L'histoire des filiales du Central Electricity Board (CEB) est devenue un triste exemple de mauvaise gestion et d'investissements infructueux. En 2016, l'ancien ministre des Services publics et de l'Énergie, Ivan Collendavelloo, avait injecté des millions de roupies dans trois filiales du CEB : CEB Green Energy Ltd, CEB Facilities Co Ltd et CEB Fibernet Co Ltd. Cependant, le bilan de ces investissements s'est avéré désastreux, et leur impact sur la situation financière du CEB est indéniable.

À l'époque, de grands espoirs étaient placés dans ces filiales, qui étaient censées révolutionner les activités du CEB et lui permettre de prospérer. Pourtant, aujourd'hui, il est clair que ces projets ont été un échec retentissant, contribuant de manière significative au désastre financier du CEB.

En particulier, CEB Green Energy Co Ltd a complètement arrêté ses opérations, laissant derrière elle une situation financière précaire. CEB Facilities Co Ltd, quant à elle, a dû entreprendre une restructuration de ses services pour tenter de redresser la barre. Cette filiale avait été initialement créée pour gérer un centre d'appels et fournir des services de nettoyage et d'abattage d'arbres qui obstruaient le réseau électrique du CEB. Cependant, après une évaluation minutieuse, il a été décidé que le CEB devrait assumer lui-même les services de nettoyage et d'abattage d'arbres, laissant ainsi CEB Facilities Co Ltd se concentrer uniquement sur le centre d'appels.

Au cœur de la controverse se trouvent aussi les Rs 1,2 milliard investies dans trois filiales du CEB entre 2015 et 2020. Ces fonds ont été injectés dans CEB (Green Energy) Company Limited, CEB (Fibernet) Co Ltd et CEB Facilities Co Ltd, sans que ces investissements ne génèrent des rendements satisfaisants. Cette somme considérable a alimenté les débats au Parlement, notamment en ce qui concerne le remboursement d'un prêt de Rs 47 millions accordé à CEB Facilities Co Ltd. Le ministre actuel des Services publics et de l'Énergie, Joe Lesjongard, a souligné la nécessité de rationaliser les services offerts par cette filiale, qualifiant cette décision de judicieuse. Il a expliqué que cette restructuration permettrait au CEB de réduire sa dépendance à l'égard des services de Mauritius Telecom (MT) pour certaines de ses activités.
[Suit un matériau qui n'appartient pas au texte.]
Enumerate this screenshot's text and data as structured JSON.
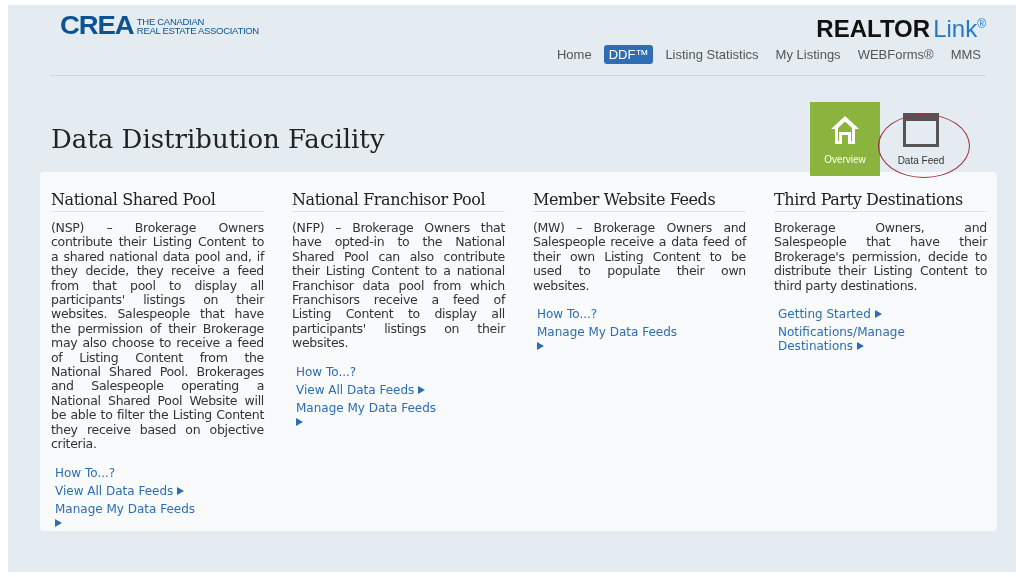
{
  "header": {
    "logo_mark": "CREA",
    "logo_line_1": "THE CANADIAN",
    "logo_line_2": "REAL ESTATE ASSOCIATION",
    "brand": "REALTOR",
    "brand_accent": "Link",
    "brand_mark": "®"
  },
  "nav": [
    {
      "label": "Home",
      "selected": false
    },
    {
      "label": "DDF™",
      "selected": true
    },
    {
      "label": "Listing Statistics",
      "selected": false
    },
    {
      "label": "My Listings",
      "selected": false
    },
    {
      "label": "WEBForms®",
      "selected": false
    },
    {
      "label": "MMS",
      "selected": false
    }
  ],
  "page_title": "Data Distribution Facility",
  "views": [
    {
      "label": "Overview",
      "kind": "home",
      "selected": true,
      "circled": false
    },
    {
      "label": "Data Feed",
      "kind": "window",
      "selected": false,
      "circled": true
    }
  ],
  "sections": [
    {
      "title": "National Shared Pool",
      "body": "(NSP) – Brokerage Owners contribute their Listing Content to a shared national data pool and, if they decide, they receive a feed from that pool to display all participants' listings on their websites. Salespeople that have the permission of their Brokerage may also choose to receive a feed of Listing Content from the National Shared Pool. Brokerages and Salespeople operating a National Shared Pool Website will be able to filter the Listing Content they receive based on objective criteria.",
      "links": [
        {
          "label": "How To...?",
          "arrow": false
        },
        {
          "label": "View All Data Feeds",
          "arrow": true
        },
        {
          "label": "Manage My Data Feeds",
          "arrow": true
        }
      ]
    },
    {
      "title": "National Franchisor Pool",
      "body": "(NFP) – Brokerage Owners that have opted-in to the National Shared Pool can also contribute their Listing Content to a national Franchisor data pool from which Franchisors receive a feed of Listing Content to display all participants' listings on their websites.",
      "links": [
        {
          "label": "How To...?",
          "arrow": false
        },
        {
          "label": "View All Data Feeds",
          "arrow": true
        },
        {
          "label": "Manage My Data Feeds",
          "arrow": true
        }
      ]
    },
    {
      "title": "Member Website Feeds",
      "body": "(MW) – Brokerage Owners and Salespeople receive a data feed of their own Listing Content to be used to populate their own websites.",
      "links": [
        {
          "label": "How To...?",
          "arrow": false
        },
        {
          "label": "Manage My Data Feeds",
          "arrow": true
        }
      ]
    },
    {
      "title": "Third Party Destinations",
      "body": "Brokerage Owners, and Salespeople that have their Brokerage's permission, decide to distribute their Listing Content to third party destinations.",
      "links": [
        {
          "label": "Getting Started",
          "arrow": true
        },
        {
          "label": "Notifications/Manage Destinations",
          "arrow": true
        }
      ]
    }
  ]
}
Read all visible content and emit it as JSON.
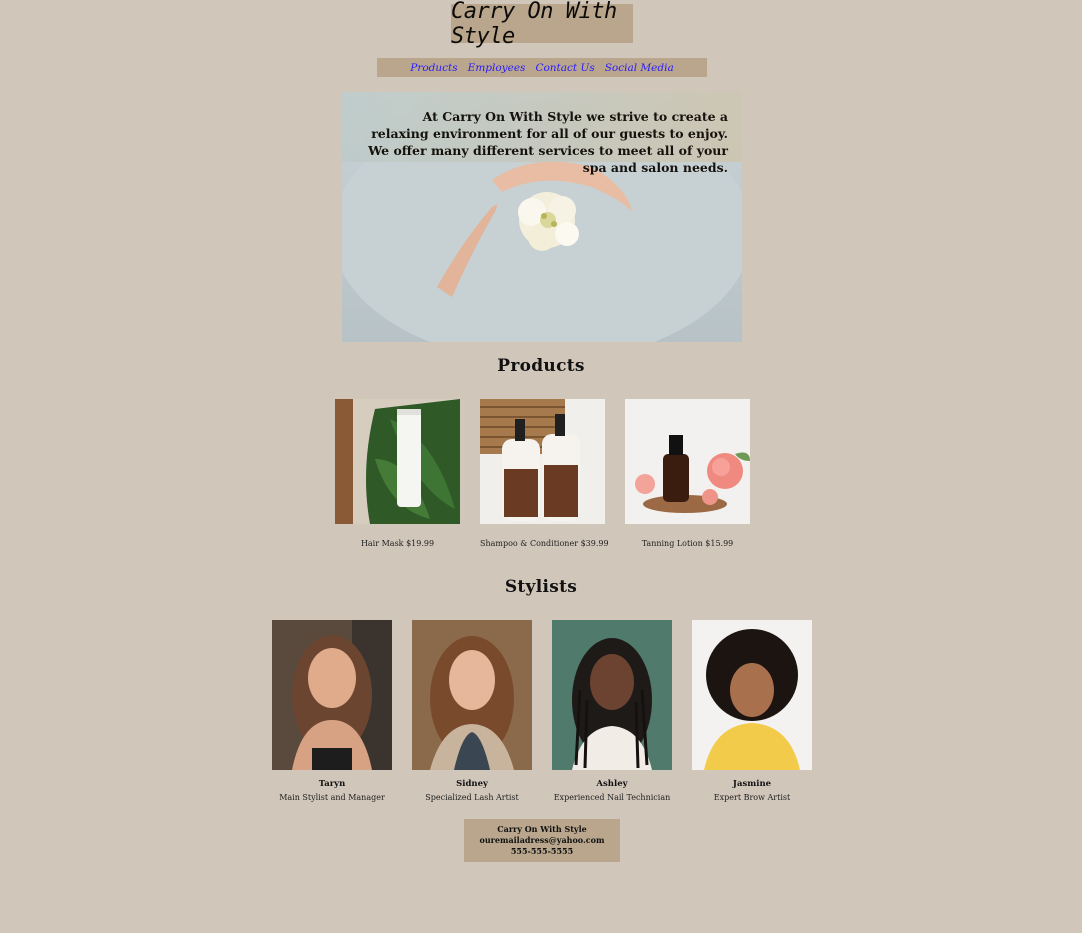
{
  "header": {
    "logo_text": "Carry On With Style"
  },
  "nav": {
    "items": [
      "Products",
      "Employees",
      "Contact Us",
      "Social Media"
    ]
  },
  "hero": {
    "text": "At Carry On With Style we strive to create a relaxing environment for all of our guests to enjoy. We offer many different services to meet all of your spa and salon needs."
  },
  "products": {
    "heading": "Products",
    "items": [
      {
        "caption": "Hair Mask $19.99"
      },
      {
        "caption": "Shampoo & Conditioner $39.99"
      },
      {
        "caption": "Tanning Lotion $15.99"
      }
    ]
  },
  "stylists": {
    "heading": "Stylists",
    "items": [
      {
        "name": "Taryn",
        "role": "Main Stylist and Manager"
      },
      {
        "name": "Sidney",
        "role": "Specialized Lash Artist"
      },
      {
        "name": "Ashley",
        "role": "Experienced Nail Technician"
      },
      {
        "name": "Jasmine",
        "role": "Expert Brow Artist"
      }
    ]
  },
  "footer": {
    "line1": "Carry On With Style",
    "line2": "ouremailadress@yahoo.com",
    "line3": "555-555-5555"
  },
  "colors": {
    "background": "#d1c6ba",
    "panel": "#b9a68c",
    "link": "#2a1bff"
  }
}
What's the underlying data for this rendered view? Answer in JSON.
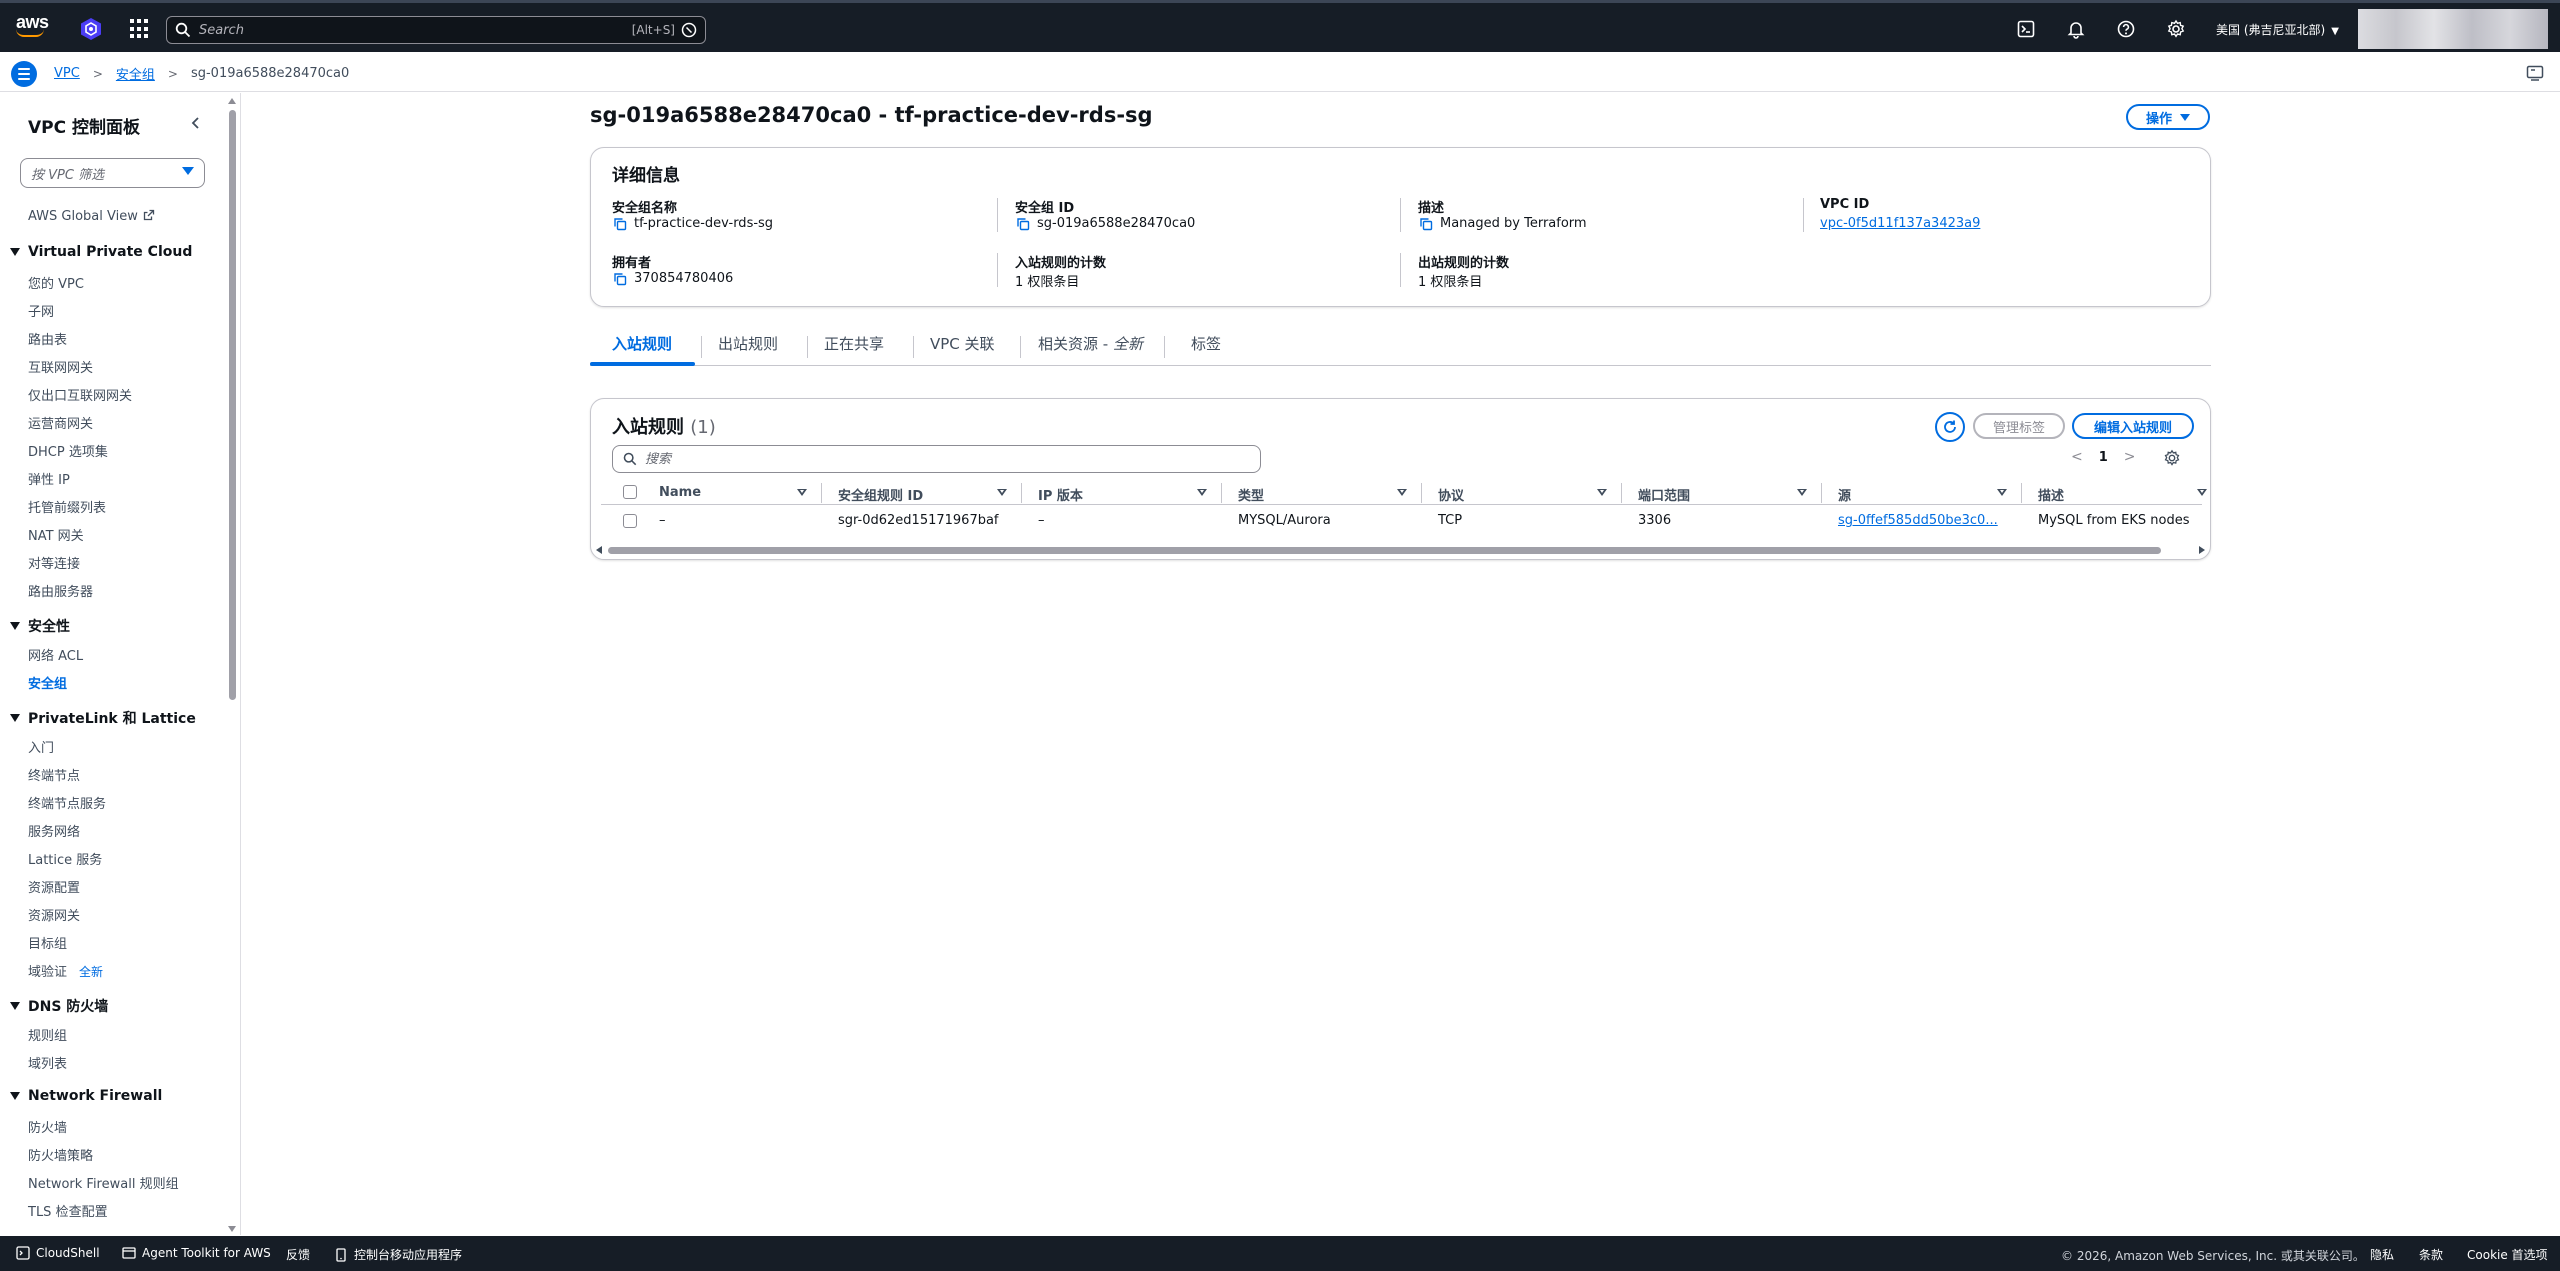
{
  "topnav": {
    "search_placeholder": "Search",
    "search_shortcut": "[Alt+S]",
    "region": "美国 (弗吉尼亚北部)",
    "icons": [
      "cloudshell-icon",
      "notifications-bell-icon",
      "help-icon",
      "settings-gear-icon"
    ]
  },
  "breadcrumb": {
    "items": [
      "VPC",
      "安全组"
    ],
    "current": "sg-019a6588e28470ca0"
  },
  "sidenav": {
    "title": "VPC 控制面板",
    "filter_placeholder": "按 VPC 筛选",
    "global_view": "AWS Global View",
    "vpc_section": "Virtual Private Cloud",
    "vpc_items": [
      "您的 VPC",
      "子网",
      "路由表",
      "互联网网关",
      "仅出口互联网网关",
      "运营商网关",
      "DHCP 选项集",
      "弹性 IP",
      "托管前缀列表",
      "NAT 网关",
      "对等连接",
      "路由服务器"
    ],
    "security_section": "安全性",
    "security_items": [
      "网络 ACL",
      "安全组"
    ],
    "privatelink_section": "PrivateLink 和 Lattice",
    "privatelink_items": [
      "入门",
      "终端节点",
      "终端节点服务",
      "服务网络",
      "Lattice 服务",
      "资源配置",
      "资源网关",
      "目标组",
      "域验证"
    ],
    "new_badge": "全新",
    "dns_section": "DNS 防火墙",
    "dns_items": [
      "规则组",
      "域列表"
    ],
    "firewall_section": "Network Firewall",
    "firewall_items": [
      "防火墙",
      "防火墙策略",
      "Network Firewall 规则组",
      "TLS 检查配置"
    ]
  },
  "page": {
    "title": "sg-019a6588e28470ca0 - tf-practice-dev-rds-sg",
    "actions_label": "操作"
  },
  "details": {
    "heading": "详细信息",
    "fields": [
      {
        "label": "安全组名称",
        "value": "tf-practice-dev-rds-sg"
      },
      {
        "label": "安全组 ID",
        "value": "sg-019a6588e28470ca0"
      },
      {
        "label": "描述",
        "value": "Managed by Terraform"
      },
      {
        "label": "VPC ID",
        "value": "vpc-0f5d11f137a3423a9"
      },
      {
        "label": "拥有者",
        "value": "370854780406"
      },
      {
        "label": "入站规则的计数",
        "value": "1 权限条目"
      },
      {
        "label": "出站规则的计数",
        "value": "1 权限条目"
      }
    ]
  },
  "tabs": {
    "inbound": "入站规则",
    "outbound": "出站规则",
    "sharing": "正在共享",
    "vpc_assoc": "VPC 关联",
    "related_prefix": "相关资源 - ",
    "related_new": "全新",
    "tags": "标签"
  },
  "rules": {
    "title": "入站规则",
    "count": "(1)",
    "manage_tags": "管理标签",
    "edit_rules": "编辑入站规则",
    "search_placeholder": "搜索",
    "page_number": "1",
    "columns": [
      "Name",
      "安全组规则 ID",
      "IP 版本",
      "类型",
      "协议",
      "端口范围",
      "源",
      "描述"
    ],
    "rows": [
      [
        "–",
        "sgr-0d62ed15171967baf",
        "–",
        "MYSQL/Aurora",
        "TCP",
        "3306",
        "sg-0ffef585dd50be3c0...",
        "MySQL from EKS nodes"
      ]
    ]
  },
  "footer": {
    "cloudshell": "CloudShell",
    "agent_toolkit": "Agent Toolkit for AWS",
    "feedback": "反馈",
    "mobile_app": "控制台移动应用程序",
    "copyright": "© 2026, Amazon Web Services, Inc. 或其关联公司。",
    "privacy": "隐私",
    "terms": "条款",
    "cookie": "Cookie 首选项"
  },
  "colors": {
    "nav_bg": "#161d26",
    "accent": "#006ce0",
    "aws_orange": "#ff9900"
  }
}
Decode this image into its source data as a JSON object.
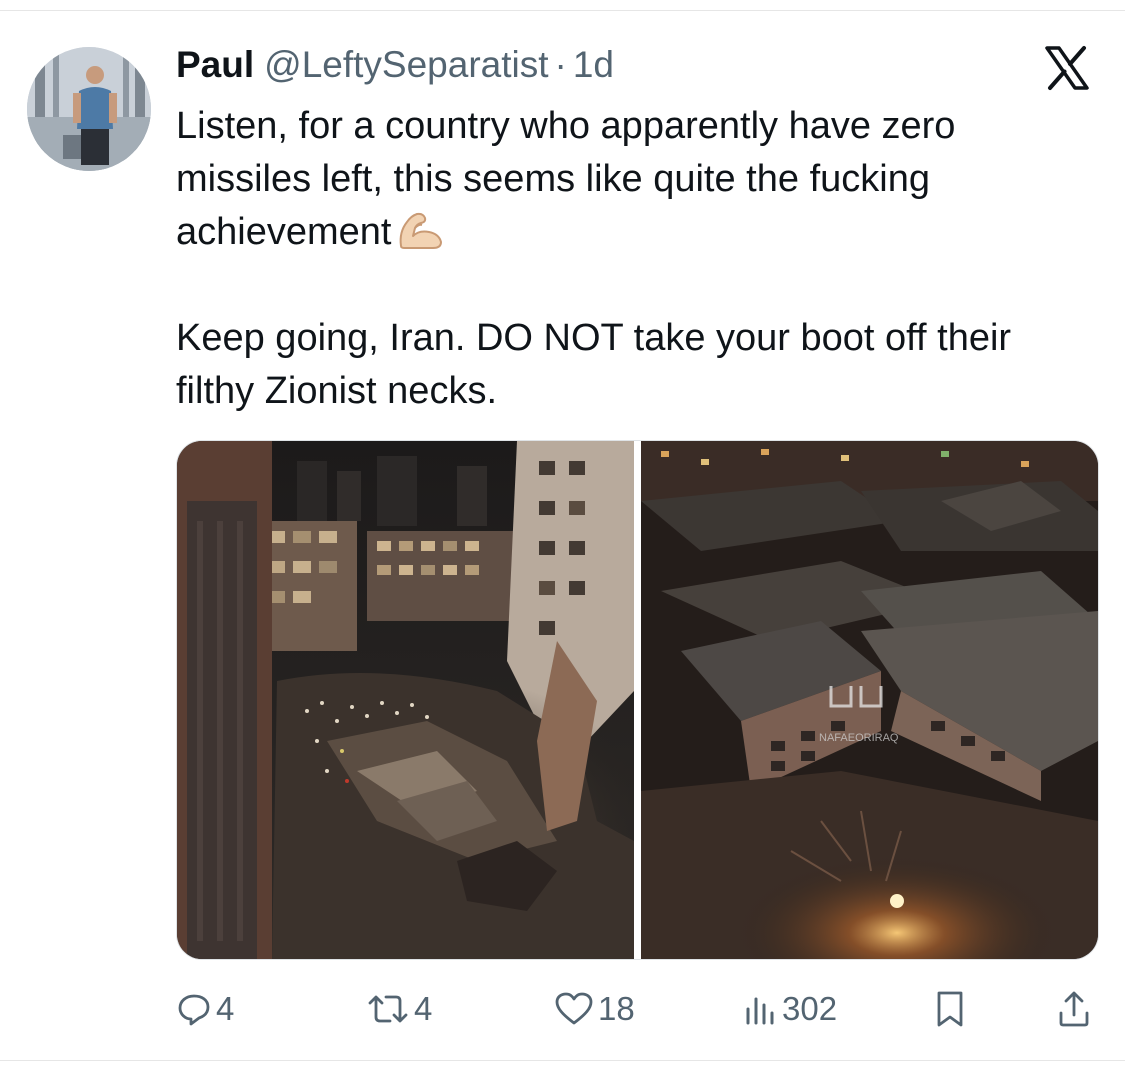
{
  "author": {
    "name": "Paul",
    "handle": "@LeftySeparatist",
    "separator": "·",
    "time": "1d"
  },
  "tweet": {
    "line_1": "Listen, for a country who apparently have zero missiles left, this seems like quite the fucking achievement",
    "emoji": "flexed-biceps-emoji",
    "line_2": "Keep going, Iran. DO NOT take your boot off their filthy Zionist necks."
  },
  "media": {
    "watermark_text": "NAFAEORIRAQ"
  },
  "actions": {
    "replies": "4",
    "retweets": "4",
    "likes": "18",
    "views": "302"
  },
  "icons": {
    "platform_logo": "x-logo-icon",
    "reply": "reply-icon",
    "retweet": "retweet-icon",
    "like": "heart-icon",
    "views": "views-icon",
    "bookmark": "bookmark-icon",
    "share": "share-icon"
  },
  "colors": {
    "text": "#0f1419",
    "secondary": "#536471",
    "border": "#e6e6e6"
  }
}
Malheureusement, ces signaux d'alarme sont devenus réalité. Les filiales du CEB ont été incapables de générer des retours sur investissement significatifs, laissant le CEB dans une position financière précaire. Le désastre financier du CEB est en grande partie imputable à ces investissements infructueux.

La situation financière du CEB est graduellement passée au rouge entre 2015 et 2022.

Optimisme pour l'avenir malgré les défis passés

Le CEB se veut cependant optimiste pour l’avenir. La direction de l’organisme s’attend à une expansion continue des investissements, stimulée par la mise en œuvre de grands projets d'infrastructures, des initiatives de développement immobilier, ainsi que des efforts visant à développer de nouveaux segments de croissance, notamment dans les énergies renouvelables. « Nous sommes optimistes quant à ces évolutions, qui devraient porter la croissance réelle du PIB à environ 5 % en 2023, conformément aux dernières projections du Fonds monétaire international », affirme un membre du conseil d’administration.  

En ce qui concerne la demande d'électricité, le CEB anticipe une augmentation régulière, potentiellement supérieure aux niveaux d'avant la pandémie, « une tendance qui augure bien pour la reprise de notre santé financière. La récente baisse des prix du fioul lourd et du charbon sur la scène internationale, si elle perdure dans le temps, contribuera grandement à notre trajectoire de redressement financier au cours des prochaines années ». 

Un autre développement crucial est la révision tarifaire approuvée par l’Utility Regulatory Authority (URA) qui en vigueur depuis le 1er février 2023. « Cette révision nous donne confiance en un redressement financier à venir, positionnant ainsi le CEB pour faire face à l'avenir avec une nouvelle assurance ».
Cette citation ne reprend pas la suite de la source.